Nach BILD-Infos wurde die Szene auch von der Polizei aufgezeichnet. Mit einer Bodycam, die einer der Beamten trug. Die Polizei ließ am Sonntag eine Anfrage von Bild unbeantwortet."

[10] Das gegen O. eingeleitete Verfahren wegen Widerstands gegen Vollstreckungsbeamte wurde zwischenzeitlich mangels hinreichenden Tatverdachts eingestellt. Gegen den Kläger wurde Anklage unter anderem wegen Körperverletzung im Amt erhoben. Er wurde vor dem Amtsgericht freigesprochen.

[11] Der Kläger hat beantragt, die Beklagte zu verurteilen, es zu unterlassen, identifizierend über den Kläger im Zusammenhang mit der Auseinandersetzung mit O. (Vorwurf der Körperverletzung im Amt, der gefährlichen Körperverletzung und der Nötigung sowie dienstaufsichtsrechtlicher Verfehlungen) anhand der Identifizierungsmerkmale seines Bildnisses und seiner Arbeitsstelle zu berichten, wenn dies geschieht wie aus den streitgegenständlichen Artikeln A und B ersichtlich (im Folgenden: Antrag zu I.). Ferner hat er beantragt, die Beklagte zu verurteilen, die Verbreitung der folgenden unterstrichenen Äußerung zu unterlassen: "Die Beamten wollen auch von Dr. O[...] die Papiere sehen. Der Apotheker: 'Ich habe gesagt, dass meine Papiere in meinem Büro sind, ich sie holen kann. Sie brüllten sofort, ich solle mich auf den Boden legen. Ich dachte nur an George Floyd'", wenn dies geschieht wie in dem Artikel B (im Folgenden: Antrag zu II.). Schließlich hat er die Erstattung vorgerichtlicher Rechtsanwaltskosten verlangt.
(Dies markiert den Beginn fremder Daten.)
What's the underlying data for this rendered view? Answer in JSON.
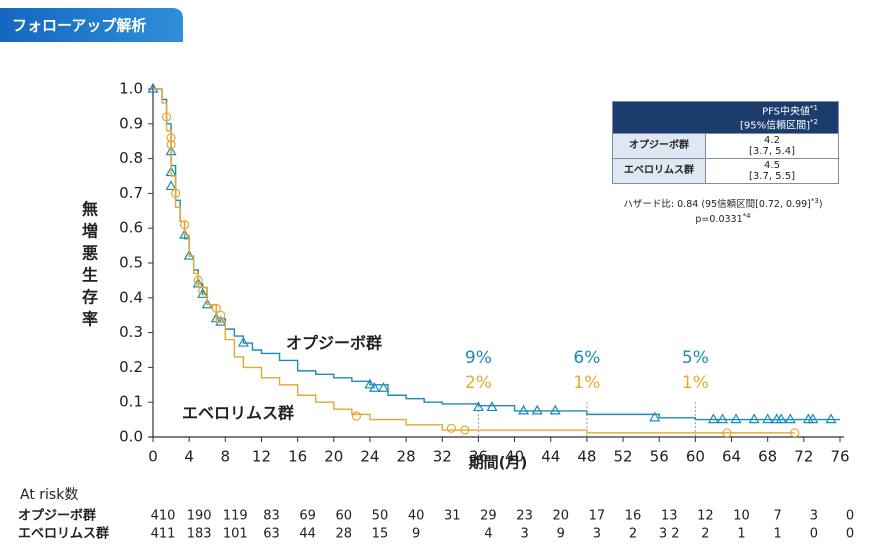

[12] Das Landgericht hat der Klage stattgegeben. Das Oberlandesgericht hat die Berufung der Beklagten mit der "Klarstellung" zurückgewiesen, dass das Identifizierungsmerkmal "seiner Arbeitsstelle" durch "seines Einsatzortes" ersetzt werde. Mit der vom Berufungsgericht zugelassenen Revision verfolgt die Beklagte das Ziel der Klageabweisung weiter.

Entscheidungsgründe:

A.

[13] Das Berufungsgericht hat ausgeführt, dem Kläger stehe ein Unterlassungsanspruch gegen die Beklagte wegen Verletzung seines allgemeinen Persönlichkeitsrechts hinsichtlich der ihn identifizierenden Berichterstattung aus § 1004 Abs. 1 Satz 2 BGB analog, § 823 Abs. 1 und 2 BGB, Art. 2 Abs. 1, Art. 1 Abs. 1 GG, Art. 8 EMRK zu (Antrag zu I.). Es handle sich um eine Verdachtsberichterstattung, weil gegenüber dem Leser der Verdacht transportiert werde, dass der (unstreitige) Schlagstockeinsatz durch den Kläger möglicherweise eine unrechtmäßige Polizeigewalt in Form einer Körperverletzung im Amt darstelle. Durch die Nennung des Einsatzortes K. und das Lichtbild sei der Kläger für sein berufliches und persönliches Umfeld identifizierbar, weil auf dem Bild trotz des Balkens über der Augenpartie persönliche Merkmale wie Haartracht, Bart, Kopfform, Gesichtszüge und Figur erkennbar seien. Die angegriffene Verdachtsberichterstattung sei unzulässig, weil es an der Einholung einer Stellungnahme des Klägers vor der Veröffentlichung fehle. Zwar sei die E-Mail der Beklagten vom 26. September 2021 an die in der Pressemitteilung der Polizei vom 21. September 2021 genannte Kontaktadresse gerichtet. Auch könne zugunsten der Beklagten davon ausgegangen werden, dass die Kontaktaufnahme mit der Pressestelle die einzige Möglichkeit für sie gewesen sei, eine Stellungnahme (auch) des Klägers zu erlangen. Allerdings werde in dem Schreiben kein (konkludentes) Verlangen nach Einholung einer Stellungnahme des Klägers zum Ausdruck gebracht. Weder seien die Fragen an den Kläger gerichtet noch werde um Weitergabe an diesen gebeten. Der Kläger sei von der Pressestelle auch nicht angesprochen und zur Beantwortung der Fragen aufgefordert worden. Die weisungsgebundene Polizeibehörde und die betroffenen Beamten könnten unterschiedliche Positionen vertreten. Ihre Interessenlage hinsichtlich der Preisgabe bestimmter Tatsachen und Wahrnehmungen müsse nicht gleichlaufend sein, wie sich schon daran zeige, dass in der Pressemitteilung der Schlagstockeinsatz keine Erwähnung finde.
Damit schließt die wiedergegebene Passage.